The Foundation aims to establish canonical definitions and open standards for AI token usage and billing. It plans to introduce new metrics such as cost-per-intelligence and tokens-per-watt. A formal launch is scheduled for July, with further member announcements expected next week.
“Token economics is fundamentally more abstract and opaque than anything we’ve managed at this scale before,” said Nishant Gupta, chief availability officer at Salesforce. “It requires a different operational muscle than the one the industry built for cloud.”
Despite these efforts, Goldman Sachs projects global token usage to multiply by 24 times by 2030. The companies currently over budget need solutions now, even though the foundation’s first deliverable is months away.
Gordon summed up the situation with a wry observation: “Maybe we created a steam engine, but we still haven’t figured out the assembly line.”
In the meantime, Arcolano advises a strategy of broad, moderate adoption.

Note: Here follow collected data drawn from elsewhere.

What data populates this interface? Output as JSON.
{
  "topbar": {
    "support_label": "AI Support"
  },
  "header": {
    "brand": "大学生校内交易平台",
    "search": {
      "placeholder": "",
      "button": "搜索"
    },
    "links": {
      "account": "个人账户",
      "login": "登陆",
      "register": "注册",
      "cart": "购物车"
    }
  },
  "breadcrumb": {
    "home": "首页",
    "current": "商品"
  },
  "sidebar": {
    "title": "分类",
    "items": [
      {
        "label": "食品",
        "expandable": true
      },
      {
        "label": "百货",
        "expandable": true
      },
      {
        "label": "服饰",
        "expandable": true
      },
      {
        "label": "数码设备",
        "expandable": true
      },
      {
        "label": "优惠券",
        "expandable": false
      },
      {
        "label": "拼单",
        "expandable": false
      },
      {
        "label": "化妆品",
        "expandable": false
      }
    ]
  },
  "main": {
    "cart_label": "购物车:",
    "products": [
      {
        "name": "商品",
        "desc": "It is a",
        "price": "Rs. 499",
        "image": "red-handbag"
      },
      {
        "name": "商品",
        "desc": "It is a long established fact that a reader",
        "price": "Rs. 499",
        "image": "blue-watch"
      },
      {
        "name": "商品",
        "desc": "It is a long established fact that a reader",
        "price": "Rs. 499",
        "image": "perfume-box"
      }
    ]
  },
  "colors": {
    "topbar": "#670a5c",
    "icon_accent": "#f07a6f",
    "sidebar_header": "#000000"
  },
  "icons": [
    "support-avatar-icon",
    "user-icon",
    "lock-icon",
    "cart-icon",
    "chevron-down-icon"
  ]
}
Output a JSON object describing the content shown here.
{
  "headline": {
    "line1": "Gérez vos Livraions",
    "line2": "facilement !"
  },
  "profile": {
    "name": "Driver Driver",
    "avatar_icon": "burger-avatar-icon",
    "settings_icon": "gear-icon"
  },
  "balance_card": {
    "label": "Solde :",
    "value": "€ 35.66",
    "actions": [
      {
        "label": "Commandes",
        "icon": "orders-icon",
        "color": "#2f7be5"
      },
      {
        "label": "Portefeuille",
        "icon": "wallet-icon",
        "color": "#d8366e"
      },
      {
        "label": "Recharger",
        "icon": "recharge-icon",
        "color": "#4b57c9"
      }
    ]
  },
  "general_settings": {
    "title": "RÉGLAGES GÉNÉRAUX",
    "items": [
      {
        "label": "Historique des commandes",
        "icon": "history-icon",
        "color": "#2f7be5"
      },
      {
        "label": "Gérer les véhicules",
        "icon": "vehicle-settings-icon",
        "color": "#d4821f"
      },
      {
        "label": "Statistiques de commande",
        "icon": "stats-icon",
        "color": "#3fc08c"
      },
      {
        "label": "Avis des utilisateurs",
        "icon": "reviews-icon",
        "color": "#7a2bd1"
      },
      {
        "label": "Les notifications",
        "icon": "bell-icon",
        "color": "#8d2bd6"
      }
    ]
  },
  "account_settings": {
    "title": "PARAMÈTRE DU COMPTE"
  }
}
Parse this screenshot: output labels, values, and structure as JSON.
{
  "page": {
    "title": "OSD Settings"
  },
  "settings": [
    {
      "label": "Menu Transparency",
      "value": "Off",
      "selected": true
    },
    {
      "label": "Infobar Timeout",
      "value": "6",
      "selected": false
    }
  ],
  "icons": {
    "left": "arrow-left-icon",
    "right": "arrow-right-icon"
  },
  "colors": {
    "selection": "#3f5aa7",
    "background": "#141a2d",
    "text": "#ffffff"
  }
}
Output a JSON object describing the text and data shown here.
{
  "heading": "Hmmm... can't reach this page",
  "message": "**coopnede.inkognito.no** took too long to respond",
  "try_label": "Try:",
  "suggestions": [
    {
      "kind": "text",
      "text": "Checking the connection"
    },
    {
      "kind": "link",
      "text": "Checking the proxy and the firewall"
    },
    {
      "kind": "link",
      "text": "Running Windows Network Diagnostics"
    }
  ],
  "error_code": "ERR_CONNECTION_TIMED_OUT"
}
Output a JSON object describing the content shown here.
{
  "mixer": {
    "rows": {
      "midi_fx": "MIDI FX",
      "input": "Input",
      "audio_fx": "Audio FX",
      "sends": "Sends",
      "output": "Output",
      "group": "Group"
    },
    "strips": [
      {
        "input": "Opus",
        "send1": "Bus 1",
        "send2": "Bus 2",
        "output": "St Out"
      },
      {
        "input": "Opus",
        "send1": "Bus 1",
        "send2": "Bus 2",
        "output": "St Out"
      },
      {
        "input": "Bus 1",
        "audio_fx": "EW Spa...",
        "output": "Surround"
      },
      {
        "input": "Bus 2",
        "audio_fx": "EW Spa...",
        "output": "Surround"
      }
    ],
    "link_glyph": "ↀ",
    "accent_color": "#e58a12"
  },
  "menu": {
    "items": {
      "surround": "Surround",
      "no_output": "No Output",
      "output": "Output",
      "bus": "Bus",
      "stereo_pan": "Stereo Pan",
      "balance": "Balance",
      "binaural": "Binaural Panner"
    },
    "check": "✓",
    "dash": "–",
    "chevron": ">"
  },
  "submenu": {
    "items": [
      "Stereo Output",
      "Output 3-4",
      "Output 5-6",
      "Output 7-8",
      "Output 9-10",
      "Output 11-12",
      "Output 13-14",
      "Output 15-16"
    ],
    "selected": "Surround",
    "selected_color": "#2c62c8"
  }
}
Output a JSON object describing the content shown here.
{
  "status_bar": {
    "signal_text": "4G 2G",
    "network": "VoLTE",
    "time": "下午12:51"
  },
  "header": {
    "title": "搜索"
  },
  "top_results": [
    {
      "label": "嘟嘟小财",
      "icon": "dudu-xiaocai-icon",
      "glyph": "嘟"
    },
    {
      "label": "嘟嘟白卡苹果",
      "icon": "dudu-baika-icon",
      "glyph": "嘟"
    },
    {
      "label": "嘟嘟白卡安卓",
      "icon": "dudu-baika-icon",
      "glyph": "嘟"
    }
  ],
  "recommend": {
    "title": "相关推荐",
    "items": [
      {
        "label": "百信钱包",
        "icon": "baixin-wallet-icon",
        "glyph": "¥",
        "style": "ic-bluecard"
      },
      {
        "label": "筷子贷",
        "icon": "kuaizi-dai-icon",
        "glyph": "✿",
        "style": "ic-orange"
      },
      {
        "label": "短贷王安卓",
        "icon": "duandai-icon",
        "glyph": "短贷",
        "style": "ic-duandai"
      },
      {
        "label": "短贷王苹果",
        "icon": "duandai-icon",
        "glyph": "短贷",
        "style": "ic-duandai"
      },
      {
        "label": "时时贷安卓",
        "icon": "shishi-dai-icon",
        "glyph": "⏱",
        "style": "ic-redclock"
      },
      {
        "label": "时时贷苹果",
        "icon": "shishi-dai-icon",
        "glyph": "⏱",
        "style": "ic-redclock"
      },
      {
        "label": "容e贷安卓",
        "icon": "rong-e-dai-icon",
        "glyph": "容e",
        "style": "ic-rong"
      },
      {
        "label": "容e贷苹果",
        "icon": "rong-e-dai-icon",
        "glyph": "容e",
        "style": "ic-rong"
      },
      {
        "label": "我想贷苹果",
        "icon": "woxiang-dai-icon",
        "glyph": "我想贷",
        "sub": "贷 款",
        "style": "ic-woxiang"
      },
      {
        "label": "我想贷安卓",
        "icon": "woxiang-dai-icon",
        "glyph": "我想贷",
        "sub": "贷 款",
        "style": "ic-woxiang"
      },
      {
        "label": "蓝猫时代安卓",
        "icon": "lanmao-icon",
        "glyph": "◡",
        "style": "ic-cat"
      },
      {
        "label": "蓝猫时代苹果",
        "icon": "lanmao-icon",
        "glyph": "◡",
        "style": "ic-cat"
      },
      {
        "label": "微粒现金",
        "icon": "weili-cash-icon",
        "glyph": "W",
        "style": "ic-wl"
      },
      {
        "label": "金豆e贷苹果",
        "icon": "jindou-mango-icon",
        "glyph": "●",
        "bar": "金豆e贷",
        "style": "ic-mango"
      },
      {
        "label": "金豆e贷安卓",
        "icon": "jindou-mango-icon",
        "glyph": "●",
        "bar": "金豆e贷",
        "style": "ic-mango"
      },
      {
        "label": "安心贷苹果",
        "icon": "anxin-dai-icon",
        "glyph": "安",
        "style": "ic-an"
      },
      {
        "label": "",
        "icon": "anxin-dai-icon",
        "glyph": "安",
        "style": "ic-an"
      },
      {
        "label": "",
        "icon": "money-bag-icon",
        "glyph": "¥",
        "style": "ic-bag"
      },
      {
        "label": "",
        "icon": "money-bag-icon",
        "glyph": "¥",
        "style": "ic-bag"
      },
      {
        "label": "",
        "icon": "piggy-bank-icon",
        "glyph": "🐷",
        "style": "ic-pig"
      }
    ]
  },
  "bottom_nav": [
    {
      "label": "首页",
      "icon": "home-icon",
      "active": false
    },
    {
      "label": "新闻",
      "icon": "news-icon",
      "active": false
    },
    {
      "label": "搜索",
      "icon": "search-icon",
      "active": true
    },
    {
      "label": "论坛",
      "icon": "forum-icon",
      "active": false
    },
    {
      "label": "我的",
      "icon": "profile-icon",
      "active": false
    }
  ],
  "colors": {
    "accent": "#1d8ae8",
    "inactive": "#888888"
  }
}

The best return on investment comes from moving the middle ground from low to moderate usage, rather than pushing heavy users to consume even more.
Key takeaways
- Companies are facing immediate budget overruns due to autonomous agents, with some exhausting annual AI budgets by April.
- The industry is shifting focus from model capability to strict cost auditability, requiring new tooling capable of processing trillions of data rows.
- Emerging standards like those from the Tokenomics Foundation aim to create a common language for token economics and billing metrics.
- Experts suggest the most effective ROI strategy is broad, moderate adoption rather than pushing heavy users to consume more tokens.